Editoriale ·

Consapevolezza

Copertina dell’editoriale «Consapevolezza»

“Sono colto da un dubbio: che io forse abbia tanto amato la sigaretta per poter riversare su di essa la colpa della mia incapacità? Chissà se cessando di fumare io sarei divenuto l’uomo ideale e forte che m’aspettavo? Forse fu tale dubbio che mi legò al mio vizio perché è un modo comodo di vivere quello di credersi grande di una grandezza latente.”

Italo Svevo (pseudonimo di Aron Hector Schmitz), uno dei massimi esponenti dell’espressione drammaturgica italiana, nel 1923 pubblica un’opera che in principio non riscosse molto successo ma, che sconvolgerà la letteratura psicoanalitica e soprattutto scosse il modo di pensare l’uomo rispetto ai propri limiti. Il successo dell’opera arrivò solo grazie all’intercessione di James Joyce che inviò l’opera in Francia e soprattutto grazie ad Eugenio Montale che in Italia pubblicò un saggio dal titolo “Omaggio a Svevo”.

Protagonista della storia è Zeno Cosini, un commerciante di Trieste completamente dipendente dal fumo. Su spinta del proprio psicoanalista, il protagonista scrive un’autobiografia sulla propria esistenza finalizzata a guarire dal “vizio” . In questa autobiografia Zeno racconta alcuni episodi simbolici della propria vita, tutti però accomunati da un atteggiamento che è tipico dell’inettitudine, ovvero la patologia che logorerà il protagonista. La storia si articola attraverso una prefazione scritta dal Dottor S., psicanalista Freudiano, un preambolo nel quale emerge la patologia di Zeno ed un terzo capitolo nel quale viene trattato il vizio. Gli altri capitoli invece tratteranno alcuni eventi che hanno determinato la vita del protagonista: la morte del padre, la storia del suo matrimonio, la moglie e l’amante, la storia di un’associazione commerciale. Infine l’opera si chiude con una psico-analisi nella quale emerge la rinuncia alla terapia. L’inetto Sveviano è un uomo che è costantemente indeciso, incapace di prendere decisioni. Il tratto caratteristico di Zeno è l’infelicità rispetto a quella che è la propria classe sociale: la borghesia. Egli si sente inadeguato, inferiore e tuttavia non si discosta dai valori tipici che contraddistinguono la borghesia del tempo. Un continuo tormento insomma.

La coscienza di Zeno è un’opera profondamente moderna che ci lascia un messaggio molto forte: l’uomo è fortemente a disagio quando deve mettere in discussione sé stesso e sé stesso con gli altri. Che cos’è quindi la coscienza? Letteralmente il dizionario Treccani ci dice che la coscienza è “consapevolezza che il soggetto ha di sé stesso e del mondo esterno con cui è in rapporto, della propria identità e del complesso delle proprie attività interiori”. In tal senso è opportuno chiederci quale sia il rapporto tra coscienza e benessere. Ancora una volta è lo stesso Zeno a spiegare perfettamente questa particolare connessione attraverso il proprio “vizio”.

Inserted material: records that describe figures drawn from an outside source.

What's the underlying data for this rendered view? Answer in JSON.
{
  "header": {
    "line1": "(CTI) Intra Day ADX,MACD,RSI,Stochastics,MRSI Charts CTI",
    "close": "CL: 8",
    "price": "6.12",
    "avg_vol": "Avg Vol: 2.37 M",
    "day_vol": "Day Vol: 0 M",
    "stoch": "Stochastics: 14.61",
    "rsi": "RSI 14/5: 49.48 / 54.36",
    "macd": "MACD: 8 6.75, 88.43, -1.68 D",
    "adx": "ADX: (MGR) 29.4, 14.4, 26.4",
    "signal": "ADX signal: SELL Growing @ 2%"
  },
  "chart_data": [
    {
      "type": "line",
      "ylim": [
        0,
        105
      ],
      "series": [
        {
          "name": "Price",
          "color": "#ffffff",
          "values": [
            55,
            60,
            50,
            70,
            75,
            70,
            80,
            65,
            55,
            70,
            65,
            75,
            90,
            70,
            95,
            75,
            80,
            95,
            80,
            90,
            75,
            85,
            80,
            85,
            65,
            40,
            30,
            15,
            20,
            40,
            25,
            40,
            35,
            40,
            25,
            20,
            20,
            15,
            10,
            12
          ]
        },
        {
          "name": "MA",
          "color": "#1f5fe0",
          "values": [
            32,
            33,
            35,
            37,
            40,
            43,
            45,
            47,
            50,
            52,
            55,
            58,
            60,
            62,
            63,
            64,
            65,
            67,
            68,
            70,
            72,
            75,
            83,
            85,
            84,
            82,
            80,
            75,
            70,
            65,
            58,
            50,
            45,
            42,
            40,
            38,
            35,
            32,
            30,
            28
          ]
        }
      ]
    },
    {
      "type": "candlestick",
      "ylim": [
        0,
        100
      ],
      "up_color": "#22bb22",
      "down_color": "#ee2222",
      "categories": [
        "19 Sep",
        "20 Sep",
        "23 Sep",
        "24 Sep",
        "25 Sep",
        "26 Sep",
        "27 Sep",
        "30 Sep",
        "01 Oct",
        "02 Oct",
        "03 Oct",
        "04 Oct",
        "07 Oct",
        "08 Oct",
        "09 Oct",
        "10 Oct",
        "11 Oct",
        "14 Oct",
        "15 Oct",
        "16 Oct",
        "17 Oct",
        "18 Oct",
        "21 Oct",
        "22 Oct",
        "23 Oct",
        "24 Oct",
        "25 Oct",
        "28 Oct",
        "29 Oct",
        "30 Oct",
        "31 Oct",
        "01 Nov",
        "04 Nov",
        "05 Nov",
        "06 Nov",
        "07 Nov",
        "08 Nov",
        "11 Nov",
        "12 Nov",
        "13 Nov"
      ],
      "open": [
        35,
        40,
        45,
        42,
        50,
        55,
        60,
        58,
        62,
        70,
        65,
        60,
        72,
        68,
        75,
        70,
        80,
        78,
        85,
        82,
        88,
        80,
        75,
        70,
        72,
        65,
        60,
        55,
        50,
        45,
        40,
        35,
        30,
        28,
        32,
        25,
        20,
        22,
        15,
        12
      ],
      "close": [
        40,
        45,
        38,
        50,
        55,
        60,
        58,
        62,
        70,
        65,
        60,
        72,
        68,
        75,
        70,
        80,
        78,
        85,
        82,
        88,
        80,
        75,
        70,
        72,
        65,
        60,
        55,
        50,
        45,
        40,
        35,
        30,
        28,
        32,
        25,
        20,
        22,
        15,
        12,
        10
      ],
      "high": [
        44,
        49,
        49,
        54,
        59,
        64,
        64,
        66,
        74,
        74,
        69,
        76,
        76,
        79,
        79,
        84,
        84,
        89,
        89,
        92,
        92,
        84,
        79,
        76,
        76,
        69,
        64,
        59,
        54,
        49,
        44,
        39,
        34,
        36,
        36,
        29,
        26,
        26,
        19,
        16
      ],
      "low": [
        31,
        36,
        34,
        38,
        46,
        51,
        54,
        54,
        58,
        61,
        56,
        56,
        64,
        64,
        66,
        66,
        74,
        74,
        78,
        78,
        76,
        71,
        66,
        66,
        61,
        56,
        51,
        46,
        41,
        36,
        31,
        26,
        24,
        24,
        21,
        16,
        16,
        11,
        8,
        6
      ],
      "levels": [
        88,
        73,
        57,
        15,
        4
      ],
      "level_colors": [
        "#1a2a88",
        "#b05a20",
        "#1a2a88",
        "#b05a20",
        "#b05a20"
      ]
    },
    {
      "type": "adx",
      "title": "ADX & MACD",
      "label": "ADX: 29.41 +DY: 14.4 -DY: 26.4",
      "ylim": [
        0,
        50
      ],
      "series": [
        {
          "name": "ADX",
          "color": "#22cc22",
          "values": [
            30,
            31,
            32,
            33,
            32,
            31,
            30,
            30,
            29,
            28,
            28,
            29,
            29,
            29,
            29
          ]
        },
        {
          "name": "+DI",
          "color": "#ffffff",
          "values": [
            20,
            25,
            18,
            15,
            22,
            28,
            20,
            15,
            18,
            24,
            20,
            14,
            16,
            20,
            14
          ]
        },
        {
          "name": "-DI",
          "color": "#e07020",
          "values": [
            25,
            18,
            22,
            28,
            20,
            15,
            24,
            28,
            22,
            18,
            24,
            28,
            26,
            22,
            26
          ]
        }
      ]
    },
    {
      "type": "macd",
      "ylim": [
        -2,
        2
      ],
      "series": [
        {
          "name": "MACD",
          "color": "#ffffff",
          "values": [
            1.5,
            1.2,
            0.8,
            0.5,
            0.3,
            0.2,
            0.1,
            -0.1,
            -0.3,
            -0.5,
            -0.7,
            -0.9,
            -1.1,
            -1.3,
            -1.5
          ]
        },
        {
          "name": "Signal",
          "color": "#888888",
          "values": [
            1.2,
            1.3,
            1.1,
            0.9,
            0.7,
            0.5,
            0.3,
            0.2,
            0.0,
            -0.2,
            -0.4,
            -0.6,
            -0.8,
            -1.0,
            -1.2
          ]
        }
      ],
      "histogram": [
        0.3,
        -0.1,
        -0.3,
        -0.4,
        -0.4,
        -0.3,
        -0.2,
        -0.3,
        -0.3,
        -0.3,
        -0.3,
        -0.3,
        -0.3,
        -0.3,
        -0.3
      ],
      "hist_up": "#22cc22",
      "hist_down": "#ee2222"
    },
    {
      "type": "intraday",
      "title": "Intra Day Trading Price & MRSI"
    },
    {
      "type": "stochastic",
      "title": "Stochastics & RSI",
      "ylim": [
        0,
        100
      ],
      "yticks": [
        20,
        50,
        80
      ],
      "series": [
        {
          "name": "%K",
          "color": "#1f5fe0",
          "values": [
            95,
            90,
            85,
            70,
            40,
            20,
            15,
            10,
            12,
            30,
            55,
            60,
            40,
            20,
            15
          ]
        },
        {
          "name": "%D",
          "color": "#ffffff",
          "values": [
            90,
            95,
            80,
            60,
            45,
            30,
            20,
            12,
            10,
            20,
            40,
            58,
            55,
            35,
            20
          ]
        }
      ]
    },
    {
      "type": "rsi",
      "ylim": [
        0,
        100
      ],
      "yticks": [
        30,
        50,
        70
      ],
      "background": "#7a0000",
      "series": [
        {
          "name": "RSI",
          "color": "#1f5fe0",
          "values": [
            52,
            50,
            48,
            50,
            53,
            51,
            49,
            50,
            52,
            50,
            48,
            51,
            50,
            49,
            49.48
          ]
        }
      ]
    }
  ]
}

“Penso che la sigaretta abbia un gusto più intenso quand’è l’ultima. Anche le altre hanno un loro gusto speciale, ma meno intenso. L’ultima acquista il suo sapore dal sentimento della vittoria su sé stesso e la speranza di un prossimo futuro di forza e di salute.”

Ciò che è veramente importante è prendere coscienza di se stessi e delle proprie azioni. Il benessere passa soprattutto attraverso l’autocoscienza e la consapevolezza di ciò che l’uomo desidera. Il gusto dell’ultima sigaretta è diverso dalle altre perché è colmo di significato; si tratta della rivincita sugli errori commessi. Non è mai troppo tardi per rimediare: la coscienza è consapevolezza.